Key Insurance Terms: Determining Value

Knowing these terms helps to understand the process insurance agencies and relief organizations use to determine the value of your loss. Your tax accountant can also help you when claiming your losses.

  1. Valuation of Goods
    • It is very difficult to measure your personal loss of goods. This is because many items have a sentimental value to you.
    • You need to know that it is the objective measure of value that the insurer and the IRS will use for discussion.
  2. Cost When Purchased
    • This is an important element in establishing an item's final value. Receipts will help verify the cost price.

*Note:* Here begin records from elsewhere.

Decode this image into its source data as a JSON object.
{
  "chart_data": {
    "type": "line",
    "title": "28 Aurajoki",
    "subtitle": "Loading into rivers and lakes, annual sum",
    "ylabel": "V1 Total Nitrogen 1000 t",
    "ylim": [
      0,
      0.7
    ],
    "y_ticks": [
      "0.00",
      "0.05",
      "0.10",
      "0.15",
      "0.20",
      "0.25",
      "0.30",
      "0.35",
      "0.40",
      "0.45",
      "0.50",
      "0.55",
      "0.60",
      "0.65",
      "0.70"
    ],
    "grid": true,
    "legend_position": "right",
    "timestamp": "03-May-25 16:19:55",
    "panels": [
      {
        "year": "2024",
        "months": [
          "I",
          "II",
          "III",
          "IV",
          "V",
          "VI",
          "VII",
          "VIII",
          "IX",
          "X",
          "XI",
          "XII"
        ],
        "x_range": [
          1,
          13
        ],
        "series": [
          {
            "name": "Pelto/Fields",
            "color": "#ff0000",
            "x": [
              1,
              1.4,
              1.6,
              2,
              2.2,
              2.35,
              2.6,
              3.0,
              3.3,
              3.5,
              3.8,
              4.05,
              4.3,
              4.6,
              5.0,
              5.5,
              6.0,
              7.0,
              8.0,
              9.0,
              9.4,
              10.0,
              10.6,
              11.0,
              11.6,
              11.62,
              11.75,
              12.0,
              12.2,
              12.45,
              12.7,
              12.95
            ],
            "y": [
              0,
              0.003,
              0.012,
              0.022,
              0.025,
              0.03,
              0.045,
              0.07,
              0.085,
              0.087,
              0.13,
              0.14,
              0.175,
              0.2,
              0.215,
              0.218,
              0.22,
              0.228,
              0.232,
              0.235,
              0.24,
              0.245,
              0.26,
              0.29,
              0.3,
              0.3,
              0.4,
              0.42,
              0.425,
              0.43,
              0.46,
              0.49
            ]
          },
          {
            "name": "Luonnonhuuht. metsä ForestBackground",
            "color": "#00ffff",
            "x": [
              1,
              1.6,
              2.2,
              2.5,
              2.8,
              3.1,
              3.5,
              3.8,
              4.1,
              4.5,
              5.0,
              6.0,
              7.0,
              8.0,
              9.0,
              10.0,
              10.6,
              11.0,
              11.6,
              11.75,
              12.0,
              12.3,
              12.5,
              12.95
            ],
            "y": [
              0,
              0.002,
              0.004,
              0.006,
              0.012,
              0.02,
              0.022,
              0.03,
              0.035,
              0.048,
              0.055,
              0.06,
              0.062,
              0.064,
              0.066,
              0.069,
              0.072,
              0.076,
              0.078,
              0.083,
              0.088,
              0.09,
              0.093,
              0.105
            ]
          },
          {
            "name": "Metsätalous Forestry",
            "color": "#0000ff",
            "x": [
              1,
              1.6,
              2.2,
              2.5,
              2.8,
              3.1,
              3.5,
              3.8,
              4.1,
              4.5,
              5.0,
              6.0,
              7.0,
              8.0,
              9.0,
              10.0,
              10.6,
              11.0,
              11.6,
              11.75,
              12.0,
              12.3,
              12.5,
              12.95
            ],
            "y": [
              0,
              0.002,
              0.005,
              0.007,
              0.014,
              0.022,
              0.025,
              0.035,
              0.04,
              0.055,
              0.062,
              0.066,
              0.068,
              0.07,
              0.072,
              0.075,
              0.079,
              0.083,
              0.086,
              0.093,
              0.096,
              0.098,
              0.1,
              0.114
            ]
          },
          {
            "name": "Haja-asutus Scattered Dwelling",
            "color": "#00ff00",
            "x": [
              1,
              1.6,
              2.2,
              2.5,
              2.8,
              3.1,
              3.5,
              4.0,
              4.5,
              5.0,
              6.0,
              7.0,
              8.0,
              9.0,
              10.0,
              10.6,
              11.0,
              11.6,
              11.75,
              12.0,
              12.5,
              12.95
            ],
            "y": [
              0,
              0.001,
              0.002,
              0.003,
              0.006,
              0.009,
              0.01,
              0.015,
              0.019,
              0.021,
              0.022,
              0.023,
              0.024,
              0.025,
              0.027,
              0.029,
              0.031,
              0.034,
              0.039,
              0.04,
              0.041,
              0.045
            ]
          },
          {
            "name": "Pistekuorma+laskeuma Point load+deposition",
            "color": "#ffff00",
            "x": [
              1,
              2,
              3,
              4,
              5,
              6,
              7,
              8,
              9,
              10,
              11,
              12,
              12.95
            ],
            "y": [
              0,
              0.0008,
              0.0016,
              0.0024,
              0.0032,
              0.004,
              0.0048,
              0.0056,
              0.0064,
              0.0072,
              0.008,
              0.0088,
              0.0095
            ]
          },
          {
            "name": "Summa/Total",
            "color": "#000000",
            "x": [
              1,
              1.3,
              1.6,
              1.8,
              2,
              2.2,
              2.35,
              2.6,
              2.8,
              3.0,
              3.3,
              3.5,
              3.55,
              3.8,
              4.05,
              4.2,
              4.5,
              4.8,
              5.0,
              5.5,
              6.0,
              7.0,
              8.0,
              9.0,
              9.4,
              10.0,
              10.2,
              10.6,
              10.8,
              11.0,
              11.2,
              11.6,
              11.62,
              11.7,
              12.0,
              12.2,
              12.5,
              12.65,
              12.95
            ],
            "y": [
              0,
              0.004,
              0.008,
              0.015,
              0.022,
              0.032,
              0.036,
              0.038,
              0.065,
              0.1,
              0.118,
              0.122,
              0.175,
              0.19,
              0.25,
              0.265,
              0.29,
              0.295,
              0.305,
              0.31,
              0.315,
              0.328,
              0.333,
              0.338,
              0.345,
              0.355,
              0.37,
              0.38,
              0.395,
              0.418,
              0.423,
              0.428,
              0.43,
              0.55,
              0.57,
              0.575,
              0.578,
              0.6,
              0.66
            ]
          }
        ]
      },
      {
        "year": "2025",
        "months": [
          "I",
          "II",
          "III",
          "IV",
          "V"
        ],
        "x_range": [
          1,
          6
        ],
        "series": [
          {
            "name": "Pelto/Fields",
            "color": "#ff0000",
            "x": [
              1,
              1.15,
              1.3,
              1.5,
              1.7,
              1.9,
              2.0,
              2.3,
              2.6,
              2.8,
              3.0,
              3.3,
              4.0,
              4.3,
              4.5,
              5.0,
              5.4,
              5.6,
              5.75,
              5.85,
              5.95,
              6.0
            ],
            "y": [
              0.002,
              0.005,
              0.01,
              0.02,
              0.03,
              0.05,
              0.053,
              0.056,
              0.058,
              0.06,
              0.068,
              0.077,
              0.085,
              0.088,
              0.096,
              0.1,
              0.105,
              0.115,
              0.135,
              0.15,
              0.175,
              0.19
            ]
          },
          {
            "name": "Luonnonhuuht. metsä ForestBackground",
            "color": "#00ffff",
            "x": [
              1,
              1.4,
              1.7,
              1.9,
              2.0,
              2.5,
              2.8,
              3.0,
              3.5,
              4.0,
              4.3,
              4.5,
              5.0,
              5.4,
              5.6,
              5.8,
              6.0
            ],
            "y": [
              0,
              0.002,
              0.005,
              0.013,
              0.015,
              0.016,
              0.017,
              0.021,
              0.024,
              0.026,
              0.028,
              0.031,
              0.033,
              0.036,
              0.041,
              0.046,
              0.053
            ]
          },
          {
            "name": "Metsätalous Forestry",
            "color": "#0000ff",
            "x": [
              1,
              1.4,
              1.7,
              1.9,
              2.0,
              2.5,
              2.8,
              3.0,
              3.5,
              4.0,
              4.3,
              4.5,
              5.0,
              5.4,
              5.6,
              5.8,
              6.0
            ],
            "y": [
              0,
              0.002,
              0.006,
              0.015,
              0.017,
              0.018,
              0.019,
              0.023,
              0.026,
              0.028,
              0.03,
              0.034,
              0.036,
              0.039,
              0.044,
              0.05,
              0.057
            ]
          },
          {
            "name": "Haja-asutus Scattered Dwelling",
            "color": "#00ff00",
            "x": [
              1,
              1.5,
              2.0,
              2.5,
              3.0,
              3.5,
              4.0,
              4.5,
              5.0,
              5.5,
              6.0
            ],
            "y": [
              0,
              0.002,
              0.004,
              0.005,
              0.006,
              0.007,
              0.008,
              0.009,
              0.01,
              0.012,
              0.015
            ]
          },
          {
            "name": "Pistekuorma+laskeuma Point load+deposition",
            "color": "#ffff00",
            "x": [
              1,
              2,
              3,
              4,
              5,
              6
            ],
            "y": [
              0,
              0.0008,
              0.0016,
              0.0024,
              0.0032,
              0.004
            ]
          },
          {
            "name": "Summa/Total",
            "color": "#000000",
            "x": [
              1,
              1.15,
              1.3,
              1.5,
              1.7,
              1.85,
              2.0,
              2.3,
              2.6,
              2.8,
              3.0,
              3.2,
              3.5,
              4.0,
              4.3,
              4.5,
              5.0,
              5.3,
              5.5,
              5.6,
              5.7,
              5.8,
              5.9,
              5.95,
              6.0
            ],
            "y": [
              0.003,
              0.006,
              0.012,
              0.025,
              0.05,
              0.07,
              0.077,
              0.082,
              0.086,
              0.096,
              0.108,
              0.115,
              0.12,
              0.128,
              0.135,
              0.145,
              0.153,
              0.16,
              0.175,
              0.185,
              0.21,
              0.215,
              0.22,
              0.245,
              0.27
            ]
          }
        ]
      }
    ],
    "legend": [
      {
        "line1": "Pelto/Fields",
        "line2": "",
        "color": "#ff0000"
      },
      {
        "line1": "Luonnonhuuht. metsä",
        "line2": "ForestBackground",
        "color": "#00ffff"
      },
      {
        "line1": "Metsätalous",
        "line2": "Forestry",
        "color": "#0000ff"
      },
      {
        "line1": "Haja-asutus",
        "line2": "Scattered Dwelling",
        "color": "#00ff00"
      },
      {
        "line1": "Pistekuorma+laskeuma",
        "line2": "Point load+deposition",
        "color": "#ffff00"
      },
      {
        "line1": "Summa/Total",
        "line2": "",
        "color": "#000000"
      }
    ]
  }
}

  3. Fair Market Value Beforehand
    • This concept is also expressed as ACTUAL CASH VALUE. This is what you could have received for the item if you had sold it the day before the event. The price would reflect its cost at purchase minus any 'wear and tear' it sustained since purchase.
    • Depreciation is the formal term used to express the amount of value an item loses over a period of time.
  4. Value After the Loss
    • This is sometimes called the item's salvage value.
  5. Direct Storm/Fire Losses
    • Financial losses of the damaged structure and contents. This may be covered by homeowners insurance.
  6. Indirect Storm/Fire Losses
    • Financial losses such as the cost of temporary living arrangements, medical expenses or lost income due to time lost from your job. This may be covered by homeowners and medical insurances, with the exception of lost work time.